A threatened or endangered species listing for the Greater sage-grouse as a threatened or endanger species could have far-ranging land use consequences in Lassen County.
“This has the potential to be an extraordinarily important issue for Lassen County,” Hanson said, “and I think it would behoove us to go ahead and request cooperating agency status and to also go ahead with the coordination as well.”
Chapman called having both cooperating and coordinating status a “dual process” and said, “I think we should avail of every avenue we have available to tell them what we want.”
District 3 Supervisor Larry Wosick said the county invoked coordination status and created the Lassen County Coordination Committee (LCCC) last year, and the committee preferred coordination status over cooperation status.
Hanson said invoking both would be “a more effective approach.”
District 1 Supervisor Bob Pyle, who serves on the coordination committee, said he’s been told the county should avoid cooperating status at all times.
“What I got out of it (the last LCCC meeting) was that you don’t want anything to do with cooperating, you strictly want to be coordinating, so now I’m a little bit confused.”
Hanson said cooperating status meant the county could sit down with BLM and the federal agency can recognize the county’s general plan and make decisions based upon the plan and the local culture and customs. He acknowledged coordination did many of the same things.
Chapman read a portion of a letter from Fred Kelly Grant, an expert in the relationship between counties and other government agencies.
“What the double relationship brings” Chapman said, “is when the agency deals with the county at the planning table, the agency knows that it might as well listen, hear and respond because ultimately it’s going to have to come to terms with the county through the consistency portion of coordination.”
Chapman said Grant had written counties that invoked cooperating status were not as effective as those that invoked coordination status.
“I realize this may not be what our coordination committee and other committees appreciate,” Chapman said, “but this is from 40 years of watching the process … there has always been this close collaboration which is the product of the cooperative process and the coordination process. Ultimately in the end if we have to use the heavy hammer of coordination to have a seat at the table and have input, they’re going to have to deal with us.”
According to Trademark America’s website, coordination brings power to local government. Trademark America is a nonprofit organization that supports coordination status.

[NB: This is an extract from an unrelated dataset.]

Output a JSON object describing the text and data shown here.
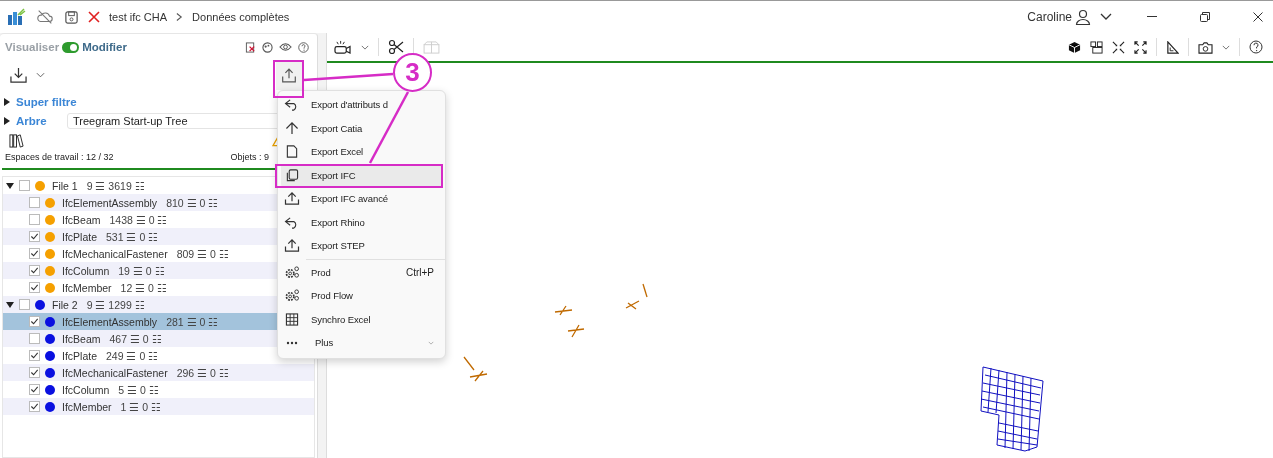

“Coordination is a statutory process defined in the Federal Land Policy Management Act,” the website reports. “It provides an effective tool that empowers local government entities to require state and federal agencies to enter a government-to-government relationship ahead of public notice for the development of regulatory frameworks that are consistent with local policies.”
According to the BLM’s website, “The cooperating agency role derives from the National Environmental Policy Act of 1969 (NEPA), which calls on federal, state, and local governments to cooperate with the goal of achieving ‘productive harmony’ between humans and their environment. The Council on Environmental Quality’s regulations implementing NEPA allows federal agencies (as lead agencies) to invite tribal, state, and local governments, as well as other federal agencies, to serve as cooperating agencies in the preparation of environmental impact statements.”